ECS is seeking talented professionals to join our successful and growing team in building the next-generation Continuous Diagnostics and Mitigation (CDM) Cyber data solution. The CDM Program is the Cybersecurity and Infrastructure Security Agency’s (CISA) dynamic approach to strengthening the cybersecurity of Federal networks and systems through better awareness and visibility into their security posture and cyber threats. ECS is responsible for designing, building, deploying, operating, and maintaining a complete ‘Data Services’ solution which includes the collection, normalization, visualization, and sharing of cyber data from more than 100 Federal agencies. The CDM Data Services product is an integrated suite of multiple Commercial Off the Shelf (COTS) products, software configuration packages, and custom code which work together to operate as an integrated solution tailored to meet Department of Homeland Security (DHS) requirements.
We are seeking professionals who thrive in a dynamic, fast-paced, and highly collaborative environment where problem-solving, critical thinking, and a holistic approach to serving the mission are key. Our program operates within the Scaled Agile Framework (SAFe). An aptitude and enthusiasm for continuous learning, improvement, and cyber security is a must!
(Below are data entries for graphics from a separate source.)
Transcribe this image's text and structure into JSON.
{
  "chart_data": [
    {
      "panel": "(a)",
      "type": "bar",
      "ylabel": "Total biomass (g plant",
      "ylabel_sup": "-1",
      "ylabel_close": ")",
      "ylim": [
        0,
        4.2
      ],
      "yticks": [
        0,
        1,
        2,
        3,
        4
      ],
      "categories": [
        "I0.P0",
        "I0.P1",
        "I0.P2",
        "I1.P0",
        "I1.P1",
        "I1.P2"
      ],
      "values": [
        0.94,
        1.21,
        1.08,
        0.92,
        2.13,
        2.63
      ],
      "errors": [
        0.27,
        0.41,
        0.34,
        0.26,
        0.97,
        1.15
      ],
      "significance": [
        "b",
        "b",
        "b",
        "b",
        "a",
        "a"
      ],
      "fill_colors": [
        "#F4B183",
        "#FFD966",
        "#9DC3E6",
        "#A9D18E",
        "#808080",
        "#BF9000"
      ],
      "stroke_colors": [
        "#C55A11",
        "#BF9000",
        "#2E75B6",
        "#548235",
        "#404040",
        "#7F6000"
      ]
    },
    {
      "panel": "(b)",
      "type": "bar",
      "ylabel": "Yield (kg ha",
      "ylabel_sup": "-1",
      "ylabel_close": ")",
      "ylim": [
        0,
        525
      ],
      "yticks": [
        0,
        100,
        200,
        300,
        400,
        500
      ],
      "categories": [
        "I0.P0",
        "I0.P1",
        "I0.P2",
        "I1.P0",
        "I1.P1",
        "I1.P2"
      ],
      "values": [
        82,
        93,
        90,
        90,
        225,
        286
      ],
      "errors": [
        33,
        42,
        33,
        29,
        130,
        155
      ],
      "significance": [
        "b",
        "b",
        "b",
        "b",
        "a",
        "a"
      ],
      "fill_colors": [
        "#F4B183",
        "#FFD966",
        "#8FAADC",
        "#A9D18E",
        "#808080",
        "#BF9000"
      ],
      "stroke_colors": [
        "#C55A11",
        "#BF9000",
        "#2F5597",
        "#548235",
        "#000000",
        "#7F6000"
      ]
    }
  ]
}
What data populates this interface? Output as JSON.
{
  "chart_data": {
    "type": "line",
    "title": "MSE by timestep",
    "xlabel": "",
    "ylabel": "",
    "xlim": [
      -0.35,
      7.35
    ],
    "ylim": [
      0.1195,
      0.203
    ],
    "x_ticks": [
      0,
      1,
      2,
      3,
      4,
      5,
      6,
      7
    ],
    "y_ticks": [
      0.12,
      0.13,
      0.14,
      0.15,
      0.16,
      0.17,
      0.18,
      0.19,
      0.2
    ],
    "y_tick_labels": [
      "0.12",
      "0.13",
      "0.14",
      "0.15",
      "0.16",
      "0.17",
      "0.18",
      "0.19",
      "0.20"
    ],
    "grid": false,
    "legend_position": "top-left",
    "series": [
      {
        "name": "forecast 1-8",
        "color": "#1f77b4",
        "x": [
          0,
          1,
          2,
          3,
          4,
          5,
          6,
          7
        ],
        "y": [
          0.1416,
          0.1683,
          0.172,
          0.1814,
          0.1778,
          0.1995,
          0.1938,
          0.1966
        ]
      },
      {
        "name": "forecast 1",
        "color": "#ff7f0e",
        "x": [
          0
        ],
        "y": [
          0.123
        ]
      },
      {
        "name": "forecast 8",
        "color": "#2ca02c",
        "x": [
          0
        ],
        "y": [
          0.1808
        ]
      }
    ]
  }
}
ECS is currently seeking a skilled Elastic Site Reliability Engineer (SRE) to support the Department of Homeland Security (DHS) Continuous Diagnostics and Mitigation (CDM) SIEM as a Service (SIEMaaS) Project. The CDM SIEMaaS project provides SIEM platform and integration services to participating agencies to support them in focusing their respective security posture on operationalizing their SIEM. The Elastic SRE will focus on maintaining and optimizing Elastic deployments in Elastic Cloud Hosted (ECH). The Elastic SRE will ensure effective monitoring for cluster health, availability, performance, and cost.
The ideal Elasticsearch SRE Engineer candidate must be able to work independently and proactively in finding solutions, and within a dynamic team structure to achieve program objectives. This person primarily performs duties of:
- Monitor and maintain the health, uptime, and availability of Elastic Deployments in Elastic Cloud Hosted (ECH) using an Elastic logging / observability cluster, ensuring compliance with service-level agreements (SLAs) and service-level objectives (SLOs).
- Analyze and optimize cluster performance (e.g., indexing, search latency, resource utilization) to meet business and tenant requirements.
- Implement cost optimization strategies (e.g., right-sizing nodes, optimizing storage tiers) to reduce operational costs while maintaining performance and reliability.
- Support Elastic SIEM Engineers to troubleshoot service degradation impacting SLA or SLO.
- Develop and maintain automation scripts and tools (e.g., via ECH APIs, Python) for cluster management and tenant onboarding to reduce manual effort.
- Forecast resource needs and plan cluster scaling within ECH to support growth in data volume and query load, ensuring scalability and resilience.
- Conduct gap analyses for prospective tenants’ Elastic environments to assess health, stability, adherence to Elastic best practices, and optimization opportunities, providing actionable recommendations.
- Collaborate with development, DevOps and SIEM Engineers to align Elastic configurations with application needs and business objectives.
- Create and maintain comprehensive documentation for cluster configurations and monitoring processes.